Portraying the teen characters in the second chapter are Barbie Forteza as Blanca and Bea Binene as Luna. Forteza said in one of her interviews that she finds her role very challenging, saying: "It is easier to play the Tweety Pie roles, but not when the role demands control and let your partner in a scene cower in fear and tears." Her character who lives in the squatter's area requires her to act like rather rough and boyish. She initially read the script and asked director Dominic Zapata's nod to deliver her lines with her own words. That way, she got to express herself more than just following the script letter by letter. On the other hand, Binene finds the acting task three or four times grueling than her past projects. Aside from the dramatic acting it requires, she has to endure the itchy, hot feeling while her face and body are heavily covered with dark make-up. It usually takes two hours for her fair complexion to turn dark as soot, and makeup artists had to re-touch in every scene due to perspiration and oiliness.

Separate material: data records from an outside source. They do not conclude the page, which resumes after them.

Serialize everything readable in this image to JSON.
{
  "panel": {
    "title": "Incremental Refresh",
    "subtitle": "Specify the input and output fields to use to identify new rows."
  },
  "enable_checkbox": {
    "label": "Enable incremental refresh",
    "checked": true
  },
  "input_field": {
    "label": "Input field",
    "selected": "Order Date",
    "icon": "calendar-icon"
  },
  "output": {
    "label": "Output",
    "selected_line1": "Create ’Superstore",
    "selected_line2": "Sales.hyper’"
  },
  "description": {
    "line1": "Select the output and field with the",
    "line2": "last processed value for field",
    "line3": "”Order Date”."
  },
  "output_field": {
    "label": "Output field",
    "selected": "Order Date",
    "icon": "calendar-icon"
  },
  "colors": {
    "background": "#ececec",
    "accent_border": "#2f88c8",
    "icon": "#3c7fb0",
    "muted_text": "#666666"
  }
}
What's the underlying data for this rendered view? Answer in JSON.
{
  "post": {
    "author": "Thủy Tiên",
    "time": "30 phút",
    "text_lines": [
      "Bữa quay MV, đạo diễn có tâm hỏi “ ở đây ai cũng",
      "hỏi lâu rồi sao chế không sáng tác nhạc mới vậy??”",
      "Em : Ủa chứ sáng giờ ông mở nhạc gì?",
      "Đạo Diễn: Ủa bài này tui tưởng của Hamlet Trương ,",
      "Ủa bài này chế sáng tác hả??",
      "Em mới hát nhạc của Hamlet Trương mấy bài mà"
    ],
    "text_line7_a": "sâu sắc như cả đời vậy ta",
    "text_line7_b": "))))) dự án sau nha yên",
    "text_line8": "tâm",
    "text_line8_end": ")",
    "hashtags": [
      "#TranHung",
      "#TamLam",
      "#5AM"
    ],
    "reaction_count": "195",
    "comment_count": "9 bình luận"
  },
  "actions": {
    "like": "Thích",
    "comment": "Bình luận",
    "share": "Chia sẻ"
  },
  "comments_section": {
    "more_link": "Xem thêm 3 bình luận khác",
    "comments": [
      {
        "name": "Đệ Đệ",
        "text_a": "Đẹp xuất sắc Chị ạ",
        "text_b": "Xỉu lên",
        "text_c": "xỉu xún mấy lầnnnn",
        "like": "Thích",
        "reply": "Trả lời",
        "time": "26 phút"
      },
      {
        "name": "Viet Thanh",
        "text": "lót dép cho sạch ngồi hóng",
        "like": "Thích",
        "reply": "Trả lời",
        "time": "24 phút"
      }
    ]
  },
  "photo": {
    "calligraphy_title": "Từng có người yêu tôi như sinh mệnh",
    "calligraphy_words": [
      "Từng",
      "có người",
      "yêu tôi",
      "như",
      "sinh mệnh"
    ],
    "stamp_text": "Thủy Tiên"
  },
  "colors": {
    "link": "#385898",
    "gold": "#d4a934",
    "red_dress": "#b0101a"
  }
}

In the first and second chapter, Camille Prats, Raymart Santiago and Chynna Ortaleza were cast as Rowena, Luis and Divine, respectively, the three prominent characters in the series.

Although reluctant to play the role for the second chapter, fearing that she might not fit nor be credible enough to be a mother of teenagers, Prats [who's only in her late 20s] accepted the role after producers explained how significant her role was.

In the last installment of the series Bianca King and Heart Evangelista played as the adult Luna and Blanca respectively.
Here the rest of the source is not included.